One of the great sights when fishing is seeing a fish walking on top of the water.

I know, you might ask how does a fish walk since it has no legs or feet? You might also ask how does the same fish not only walk, but do so on top of water?

Of course, it isn’t that kind of walk. They do so flailing their bodies up in the air and skim across the surface with the tails splashing the water about. Many logos of sports teams, various products or organizations use this type of profile.

Hooking into a nice largemouth bass can create this scenario when they are really fighting, and it takes a little skill from the angler to keep the fish from throwing the bait during this athletic move by the angry fish.

When I was a youngster, my friends and I always made whatever we were doing into something different in our imaginations. If we were bird hunting, we pretended the birds were enemy aircraft and we were trying to bring them down before they attacked.

Or we might scan the surface of the lake for submarines surfacing, which were in fact turtles.

But when we hooked into a bass that was a real fighter, well, the bass became something even more majestic. Instead of hooking into a bucket mouth, we were instead hooked into a half-ton billfish, a blue marlin to be more specific, and were having the fights of our lives.

Line screaming from the under adjusted drag would fill the air as the marlin made a line out to sea. We would adjust the drag to get the upper hand once again (especially when the bass was heading to a fallen tree rather than "out to sea"). And then, as if in slow motion, we could see the water begin to bulge before finally parting as the fish took to the air wriggling side to side, thrashing its head back and forth trying to toss the lure from its mouth.

Marlin and other billfish were the dreams of us flat water anglers. The biggest thing we might actually catch, other than a sunken log, would be a large catfish that basically felt like, well, a sunken log, when we reeled him in.

Marlin on the other hand, they were the great game fish. Five-hundred pounds, 600 pounds, heck, 1,342 pounds like the one mounted at the Oregon Inlet Marina seemed like the pinnacle of our fishing dreams. One day maybe, when we would become adults and be rich, we could go after the same.

I imagine some of the weekend fishing shows that came on one of the three channels we had back then along with that marlin displayed at Oregon Inlet Marina gave a lot of kids, and adults alike, that dream.

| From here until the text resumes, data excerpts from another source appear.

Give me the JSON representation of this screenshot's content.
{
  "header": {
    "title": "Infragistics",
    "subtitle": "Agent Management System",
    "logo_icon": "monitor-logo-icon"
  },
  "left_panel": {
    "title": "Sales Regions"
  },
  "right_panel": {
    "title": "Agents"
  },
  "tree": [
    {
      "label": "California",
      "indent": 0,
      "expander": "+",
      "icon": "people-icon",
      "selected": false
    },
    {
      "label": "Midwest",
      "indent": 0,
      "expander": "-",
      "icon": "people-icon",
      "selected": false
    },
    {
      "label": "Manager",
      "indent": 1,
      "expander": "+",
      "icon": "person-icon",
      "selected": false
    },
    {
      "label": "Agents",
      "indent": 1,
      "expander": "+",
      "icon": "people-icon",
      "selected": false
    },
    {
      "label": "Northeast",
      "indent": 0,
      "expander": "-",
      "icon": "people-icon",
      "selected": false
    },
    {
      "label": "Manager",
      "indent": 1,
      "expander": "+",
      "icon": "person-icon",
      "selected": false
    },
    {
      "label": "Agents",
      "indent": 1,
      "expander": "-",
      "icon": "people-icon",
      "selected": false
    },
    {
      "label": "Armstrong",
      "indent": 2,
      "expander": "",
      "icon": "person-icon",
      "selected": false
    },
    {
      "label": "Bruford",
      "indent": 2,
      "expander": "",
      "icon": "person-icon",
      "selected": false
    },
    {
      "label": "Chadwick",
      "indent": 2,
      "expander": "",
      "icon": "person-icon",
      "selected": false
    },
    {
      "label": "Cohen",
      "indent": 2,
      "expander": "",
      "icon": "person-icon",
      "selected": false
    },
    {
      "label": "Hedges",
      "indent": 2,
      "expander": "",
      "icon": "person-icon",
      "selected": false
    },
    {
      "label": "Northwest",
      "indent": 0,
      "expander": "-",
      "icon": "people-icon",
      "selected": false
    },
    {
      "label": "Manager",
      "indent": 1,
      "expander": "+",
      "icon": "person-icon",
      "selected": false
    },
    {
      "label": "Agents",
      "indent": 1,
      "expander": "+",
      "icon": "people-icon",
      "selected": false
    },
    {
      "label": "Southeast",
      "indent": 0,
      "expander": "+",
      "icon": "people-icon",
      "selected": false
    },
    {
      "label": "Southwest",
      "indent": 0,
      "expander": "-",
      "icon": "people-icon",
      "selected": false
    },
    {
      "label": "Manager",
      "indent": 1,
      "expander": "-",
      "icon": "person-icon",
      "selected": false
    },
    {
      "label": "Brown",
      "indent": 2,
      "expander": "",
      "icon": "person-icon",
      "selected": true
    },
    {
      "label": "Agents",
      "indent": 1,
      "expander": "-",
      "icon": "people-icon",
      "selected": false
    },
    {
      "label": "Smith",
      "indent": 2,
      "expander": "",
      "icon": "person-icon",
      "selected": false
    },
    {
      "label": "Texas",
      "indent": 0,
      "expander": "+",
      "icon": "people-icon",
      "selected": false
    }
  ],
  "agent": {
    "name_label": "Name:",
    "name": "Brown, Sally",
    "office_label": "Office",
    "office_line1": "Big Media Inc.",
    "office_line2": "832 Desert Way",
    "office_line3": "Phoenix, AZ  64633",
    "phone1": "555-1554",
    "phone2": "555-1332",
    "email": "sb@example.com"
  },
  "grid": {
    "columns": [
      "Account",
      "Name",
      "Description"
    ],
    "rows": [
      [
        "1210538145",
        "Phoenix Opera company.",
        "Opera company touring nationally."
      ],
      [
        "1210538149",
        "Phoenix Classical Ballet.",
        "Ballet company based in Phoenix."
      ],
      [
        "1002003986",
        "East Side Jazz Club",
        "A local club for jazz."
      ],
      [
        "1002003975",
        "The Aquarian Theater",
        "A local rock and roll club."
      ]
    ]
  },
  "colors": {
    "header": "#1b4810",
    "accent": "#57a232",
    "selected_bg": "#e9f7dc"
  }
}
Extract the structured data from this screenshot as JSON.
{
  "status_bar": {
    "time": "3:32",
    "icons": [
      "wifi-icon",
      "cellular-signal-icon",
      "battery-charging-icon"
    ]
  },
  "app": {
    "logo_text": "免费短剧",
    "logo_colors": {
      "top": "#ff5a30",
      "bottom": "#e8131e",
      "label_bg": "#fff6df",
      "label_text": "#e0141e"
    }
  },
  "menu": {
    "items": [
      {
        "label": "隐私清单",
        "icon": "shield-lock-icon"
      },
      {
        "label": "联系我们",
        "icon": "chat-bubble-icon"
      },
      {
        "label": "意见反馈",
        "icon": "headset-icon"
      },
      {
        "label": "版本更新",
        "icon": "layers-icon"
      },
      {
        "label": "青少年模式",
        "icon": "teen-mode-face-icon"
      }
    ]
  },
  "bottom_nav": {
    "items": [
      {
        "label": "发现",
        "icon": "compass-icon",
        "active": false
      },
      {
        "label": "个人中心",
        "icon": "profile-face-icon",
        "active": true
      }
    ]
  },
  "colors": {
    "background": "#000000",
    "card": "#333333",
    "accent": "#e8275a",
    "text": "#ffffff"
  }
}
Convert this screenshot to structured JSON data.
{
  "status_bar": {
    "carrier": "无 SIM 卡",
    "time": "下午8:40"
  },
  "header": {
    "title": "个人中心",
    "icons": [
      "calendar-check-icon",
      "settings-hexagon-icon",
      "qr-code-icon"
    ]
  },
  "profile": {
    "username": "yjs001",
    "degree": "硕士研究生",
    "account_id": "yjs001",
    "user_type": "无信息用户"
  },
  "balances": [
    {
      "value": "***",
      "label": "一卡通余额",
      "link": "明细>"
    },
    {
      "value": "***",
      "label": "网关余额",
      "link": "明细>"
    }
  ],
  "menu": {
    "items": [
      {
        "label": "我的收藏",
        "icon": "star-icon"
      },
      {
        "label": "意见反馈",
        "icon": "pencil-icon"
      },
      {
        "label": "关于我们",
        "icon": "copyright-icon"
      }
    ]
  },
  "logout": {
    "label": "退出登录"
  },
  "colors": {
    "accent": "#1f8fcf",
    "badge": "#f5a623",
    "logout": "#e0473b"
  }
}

Today, however, that dream might be enticed by something different. Not that it is new, the Big Rock Tournament is in its 61st year, but it certainly reaches more people.

Social media and regular media along with ever-increasing pay days have helped spread the word of the Big Rock. Close to live feeds of not just the boats coming in with a catch or not, but when a boat actually hooks up give the tournament a new sense of excitement that many can follow along with, whether at the event, near the coast, or across the country.

Dreams of hooking into a supersized marlin, landing in the fighting chair, muscling the fish in his element with rough seas pounds from the sides, and then in the end, holding a big check for big money are probably very abundant this time of year.